Date: November 29, 2018 to November 29, 2018
Time: 1200-1330
Location: Glasgow Hall, Room 322

Please join NSA on 29 November 2018 at 1200 in Glasgow Hall for Professor T.V. Paul's talk “Restraining Great Powers: Soft Balancing from Empires to the Global Era.” At the end of the Cold War, the United States emerged as the world’s most powerful state and then used that power to initiate wars against smaller countries in the Middle East and South Asia. According to balance-of-power theory—the bedrock of realism in international relations—other states should have joined together militarily to counterbalance the United States’ rising power. Yet they did not, nor have they united to oppose Chinese aggression in the South China Sea or Russian offensives along its Western border. 

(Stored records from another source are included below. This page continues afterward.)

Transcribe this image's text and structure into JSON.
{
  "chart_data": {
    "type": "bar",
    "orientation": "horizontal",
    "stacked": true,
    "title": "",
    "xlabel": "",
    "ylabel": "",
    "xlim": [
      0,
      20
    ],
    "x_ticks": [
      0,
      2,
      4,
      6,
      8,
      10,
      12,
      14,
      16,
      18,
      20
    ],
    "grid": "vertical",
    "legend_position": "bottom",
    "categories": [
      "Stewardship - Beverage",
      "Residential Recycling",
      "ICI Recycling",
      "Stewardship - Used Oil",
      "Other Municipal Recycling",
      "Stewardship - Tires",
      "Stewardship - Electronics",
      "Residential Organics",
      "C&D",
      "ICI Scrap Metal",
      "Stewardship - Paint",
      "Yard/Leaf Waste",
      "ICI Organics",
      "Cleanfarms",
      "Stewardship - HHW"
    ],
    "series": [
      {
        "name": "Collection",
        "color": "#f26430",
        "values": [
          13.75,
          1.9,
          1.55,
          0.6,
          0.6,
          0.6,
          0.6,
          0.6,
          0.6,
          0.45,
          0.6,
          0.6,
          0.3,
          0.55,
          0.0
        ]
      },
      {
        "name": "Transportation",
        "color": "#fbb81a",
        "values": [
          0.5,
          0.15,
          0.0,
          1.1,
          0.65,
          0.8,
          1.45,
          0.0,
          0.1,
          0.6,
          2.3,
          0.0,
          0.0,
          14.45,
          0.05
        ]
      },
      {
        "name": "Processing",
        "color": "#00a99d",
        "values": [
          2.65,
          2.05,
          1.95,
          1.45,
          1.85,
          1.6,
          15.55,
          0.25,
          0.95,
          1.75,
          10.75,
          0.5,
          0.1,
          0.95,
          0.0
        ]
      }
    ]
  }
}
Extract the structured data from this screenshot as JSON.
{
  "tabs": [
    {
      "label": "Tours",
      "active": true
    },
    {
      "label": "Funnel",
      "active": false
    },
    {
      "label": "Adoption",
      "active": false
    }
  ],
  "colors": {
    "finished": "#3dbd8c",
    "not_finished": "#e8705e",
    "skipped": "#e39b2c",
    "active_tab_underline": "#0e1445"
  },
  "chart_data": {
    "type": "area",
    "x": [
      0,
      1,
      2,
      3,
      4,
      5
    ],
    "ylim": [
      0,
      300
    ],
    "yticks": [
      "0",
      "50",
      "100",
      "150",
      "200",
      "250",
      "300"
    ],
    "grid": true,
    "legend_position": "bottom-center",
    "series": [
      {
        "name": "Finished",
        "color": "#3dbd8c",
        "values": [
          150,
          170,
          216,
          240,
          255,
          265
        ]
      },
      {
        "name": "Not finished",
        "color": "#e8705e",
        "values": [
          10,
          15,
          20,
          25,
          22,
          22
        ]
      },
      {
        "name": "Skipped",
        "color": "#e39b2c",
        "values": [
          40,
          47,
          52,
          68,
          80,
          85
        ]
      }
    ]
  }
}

Professor T.V. Paul argues that this does not mean balance-of-power politics is dead, but that it has taken a different form. Rather than employing familiar strategies, such as active military alliances and arms buildups, leading powers have engaged in “soft balancing,” which seeks to restrain threatening powers through the use of international institutions, informal alignments, and economic sanctions. Paul places the evolution of balancing behavior in historical perspective from the post?Napoleonic era to today’s globalized world. His book, Restraining Great Powers, is an illuminating explanation of how subtler forms of balance-of-power politics can help states achieve their goals against aggressive powers without wars or arms races.